I test the scalability of a MapReduce based algorithm with increasing number of reducers. It looks fine generally (the time decreases with increasing reducers). But the time of the job always decreases significantly when the reducer reach certain number (30 in my hadoop cluster) instead of decreasing gradually. What are the possible causes?

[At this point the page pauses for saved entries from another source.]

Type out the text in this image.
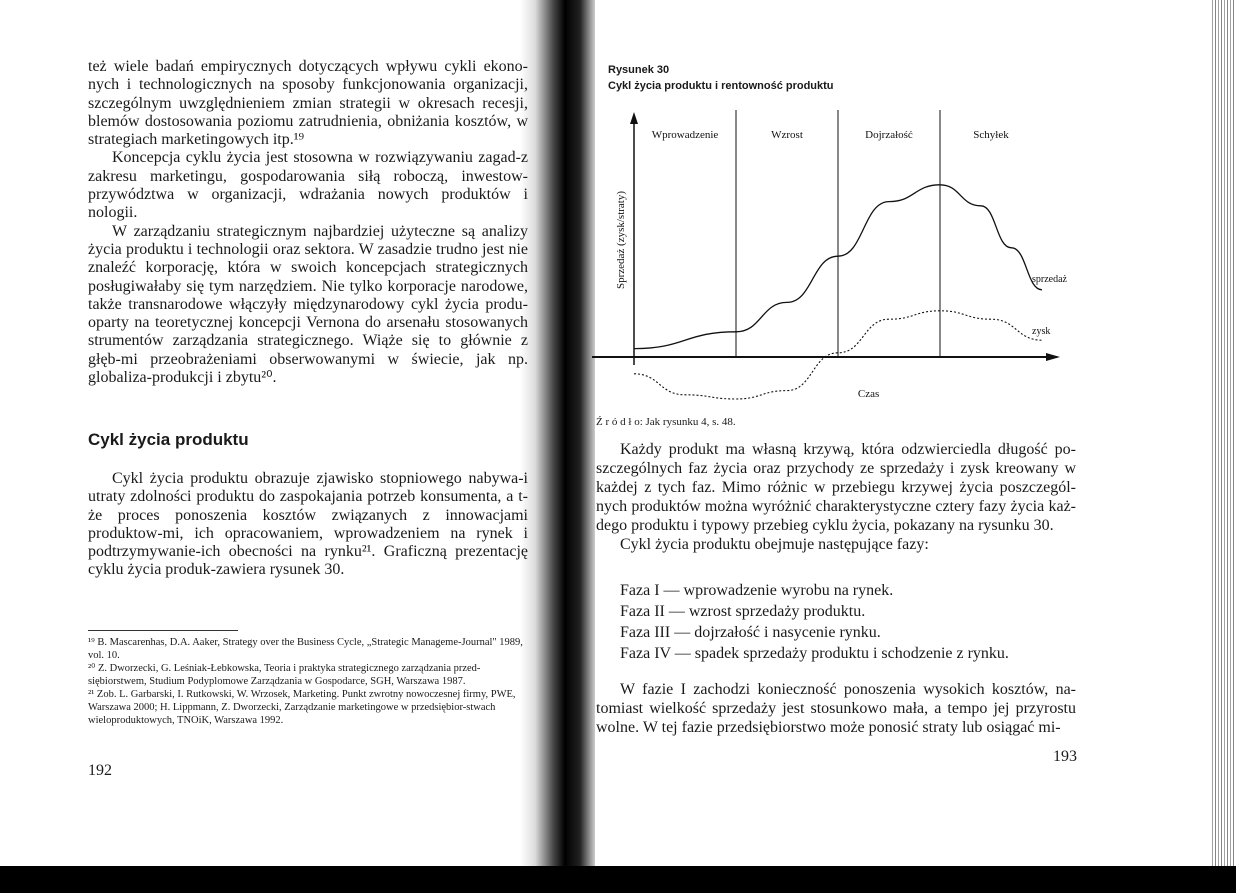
też wiele badań empirycznych dotyczących wpływu cykli ekono-nych i technologicznych na sposoby funkcjonowania organizacji, szczególnym uwzględnieniem zmian strategii w okresach recesji, blemów dostosowania poziomu zatrudnienia, obniżania kosztów, w strategiach marketingowych itp.¹⁹

Koncepcja cyklu życia jest stosowna w rozwiązywaniu zagad-z zakresu marketingu, gospodarowania siłą roboczą, inwestow-przywództwa w organizacji, wdrażania nowych produktów i nologii.

W zarządzaniu strategicznym najbardziej użyteczne są analizy życia produktu i technologii oraz sektora. W zasadzie trudno jest nie znaleźć korporację, która w swoich koncepcjach strategicznych posługiwałaby się tym narzędziem. Nie tylko korporacje narodowe, także transnarodowe włączyły międzynarodowy cykl życia produ-oparty na teoretycznej koncepcji Vernona do arsenału stosowanych strumentów zarządzania strategicznego. Wiąże się to głównie z głęb-mi przeobrażeniami obserwowanymi w świecie, jak np. globaliza-produkcji i zbytu²⁰.

Cykl życia produktu

Cykl życia produktu obrazuje zjawisko stopniowego nabywa-i utraty zdolności produktu do zaspokajania potrzeb konsumenta, a t-że proces ponoszenia kosztów związanych z innowacjami produktow-mi, ich opracowaniem, wprowadzeniem na rynek i podtrzymywanie-ich obecności na rynku²¹. Graficzną prezentację cyklu życia produk-zawiera rysunek 30.

¹⁹ B. Mascarenhas, D.A. Aaker, Strategy over the Business Cycle, „Strategic Manageme-Journal" 1989, vol. 10.

²⁰ Z. Dworzecki, G. Leśniak-Łebkowska, Teoria i praktyka strategicznego zarządzania przed-siębiorstwem, Studium Podyplomowe Zarządzania w Gospodarce, SGH, Warszawa 1987.

²¹ Zob. L. Garbarski, I. Rutkowski, W. Wrzosek, Marketing. Punkt zwrotny nowoczesnej firmy, PWE, Warszawa 2000; H. Lippmann, Z. Dworzecki, Zarządzanie marketingowe w przedsiębior-stwach wieloproduktowych, TNOiK, Warszawa 1992.

192
Rysunek 30
Cykl życia produktu i rentowność produktu
Wprowadzenie	Wzrost	Dojrzałość	Schyłek
sprzedaż
zysk
Czas
Sprzedaż (zysk/straty)
Ź r ó d ł o: Jak rysunku 4, s. 48.

Każdy produkt ma własną krzywą, która odzwierciedla długość po-szczególnych faz życia oraz przychody ze sprzedaży i zysk kreowany w każdej z tych faz. Mimo różnic w przebiegu krzywej życia poszczegól-nych produktów można wyróżnić charakterystyczne cztery fazy życia każ-dego produktu i typowy przebieg cyklu życia, pokazany na rysunku 30.

Cykl życia produktu obejmuje następujące fazy:

Faza I — wprowadzenie wyrobu na rynek.
Faza II — wzrost sprzedaży produktu.
Faza III — dojrzałość i nasycenie rynku.
Faza IV — spadek sprzedaży produktu i schodzenie z rynku.

W fazie I zachodzi konieczność ponoszenia wysokich kosztów, na-tomiast wielkość sprzedaży jest stosunkowo mała, a tempo jej przyrostu wolne. W tej fazie przedsiębiorstwo może ponosić straty lub osiągać mi-

193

Something about My Hadoop Job: (1) Light Map Phase. Only a few hundred lines input. Each line will generate around five thousand key-value pairs. The whole map phase won't take more than 2 minutes. (2) Heavy Reduce Phase. Each key in the reduce function will match 1-2 thousand values. And the algorithm in reduce phase is very compute intensive. Generally the reduce phase will take around 30 minutes to be finished.

Time performance plot:

enter image description here

2
maybe data starts fitting in memory.AdamSkywalker
good point @AdamSkywalker. It could also be that a heavy reduce task (e.g., two specific keys with heavy load) is then split into two.vefthym
Thank you for all the comments. I did some more experiments. I think in my case one of the major problem is similar to what vefthym said. Because many keys went to the same reducers (not 100% sure yet, trying to verify), so the slowest reducers slowed down the job.batilei

2 Answers

0
votes

it should be because of high no of key-value pair. At specific no of reducers they are getting equally distributed to the reducers, which is resulting in all reducer performing the task at almost same time.Otherwise it might be the case that combiner keeps on waiting for 1 or 2 heavily loaded reducers to finish there job.

0
votes

IMHO it could be that with sufficient number of reducers available the network IO (to transfer intermediate results) between each reduce stage decreases.
As network IO is usually the bottleneck in most Map-Reduce programs. This decrease in network IO needed will give significant improvement.